Bilindiği gibi terekeye ait bir hakla ilgili olarak açılacak davalarda kural olarak; ... 4721 Sayılı Türk Medeni Yasası’nın 701 ve devam eden maddelerine göre elbirliği mülkiyetine tabi olduğunudan yasal istisnalar dışında(örneğin TM Yasası 702/son) tüm mirasçıların birlikte hareket etmeleri veya aynı yasanın 640. maddesine göre terekeye temsilci atanması ve bu yolla davanın yürütülmesi gerekir.
Ancak dava, halefiyet esasına göre tereke adına değil de kendi miras payı için açılmış ise tüm mirasçıların onayının alınmasına gerek bulunmamaktadır. (Yargıtay HGK 11.11.2009 T. 2009/1-458 E.N, 2009/498 K.N.)
Muris muvazaası iddiasına dayalı davalarda 01.04.1974 tarih ve 1/2 Sayılı İçtihadı Birleştirme Kararı uyarınca; hakkı zedelenen her mirasçı kendi miras payı oranında istekte bulunabileceği gibi; taşınmazın terekeye iadesini, diğer bir deyişle tüm mirasçılar adına iptal ve tescilini de isteyebilir.
Dava dilekçesinin içeriğinden, davacının tapu iptali ile pay oranında adına tescili istendiği halde, sonradan iddiasını genişleterek taşınmazın muris babası adına tescili istenmiştir. Davacı tarafça sonradan iddia genişletilmiş olup, usulüne uygun bir ıslah da yapılmamıştır.Bu durumda dava dilekçesindeki ilk beyana itibar etmek gerekir. Somut olayda, isteğin davacının miras payı oranında adına tescil yönünde olduğunun kabulü gerekir.
Hâl böyle olunca,işin esasına girip yargılamanın sürdürülmesi ve sonuca göre karar vermek gerekirken, yanılgılı değerlendirme ile yazılı olduğu üzere hüküm kurulması doğru değildir.

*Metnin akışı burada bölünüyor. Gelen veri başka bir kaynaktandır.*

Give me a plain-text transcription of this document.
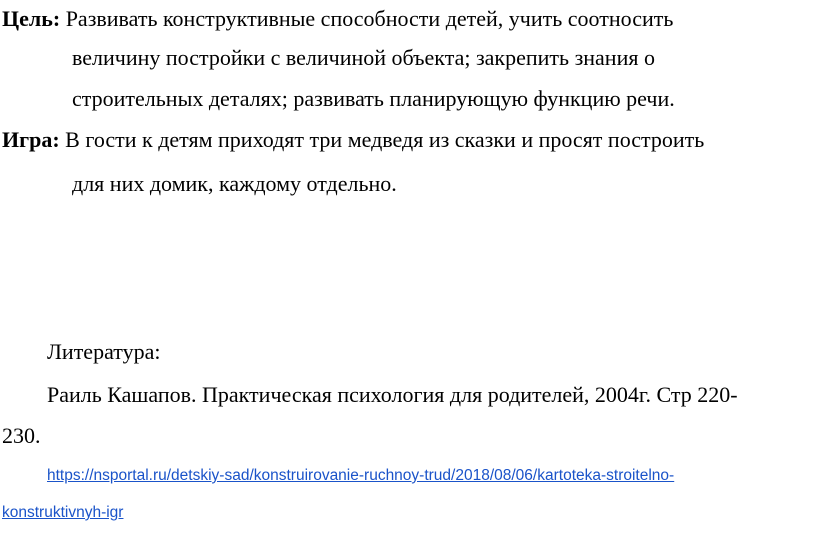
Цель: Развивать конструктивные способности детей, учить соотносить
величину постройки с величиной объекта; закрепить знания о
строительных деталях; развивать планирующую функцию речи.
Игра: В гости к детям приходят три медведя из сказки и просят построить
для них домик, каждому отдельно.
Литература:
Раиль Кашапов. Практическая психология для родителей, 2004г. Стр 220-
230.
https://nsportal.ru/detskiy-sad/konstruirovanie-ruchnoy-trud/2018/08/06/kartoteka-stroitelno-
konstruktivnyh-igr
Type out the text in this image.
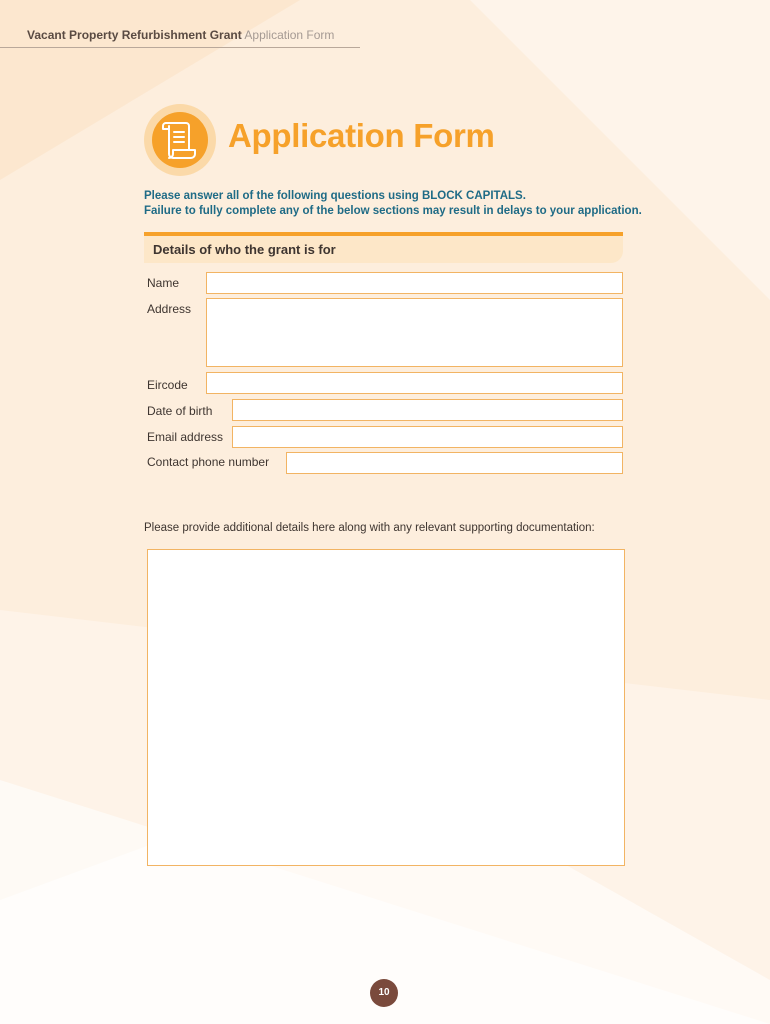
Vacant Property Refurbishment Grant Application Form
Application Form
Please answer all of the following questions using BLOCK CAPITALS.
Failure to fully complete any of the below sections may result in delays to your application.
Details of who the grant is for
Name
Address
Eircode
Date of birth
Email address
Contact phone number
Please provide additional details here along with any relevant supporting documentation:
10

Kabule göre de, hukukumuzda dahili dava yoluyla davada taraf olma hususunda yasal bir düzenleme yoktur. Huzurdaki dava ... hasım gösterilerek açılmış olup davaya dahil edilen kişiler bakımından usulünce açılan bir dava yoktur. Mahkemece bu hususun göz ardı edilmesi de isabetsizdir.
Davacının yerinde bulunan temyiz itirazlarının kabulü ile, hükmün (6100 sayılı Yasanın geçici 3.maddesi yollaması ile) 1086 sayılı HUMK"un 428.maddesi gereğince BOZULMASINA, bozma nedenine göre diğer hususların incelenmesine şimdilik yer olmadığına, alınan peşin harcın temyiz edene geri verilmesine, 07.02.2018 tarihinde oybirliğiyle karar verildi.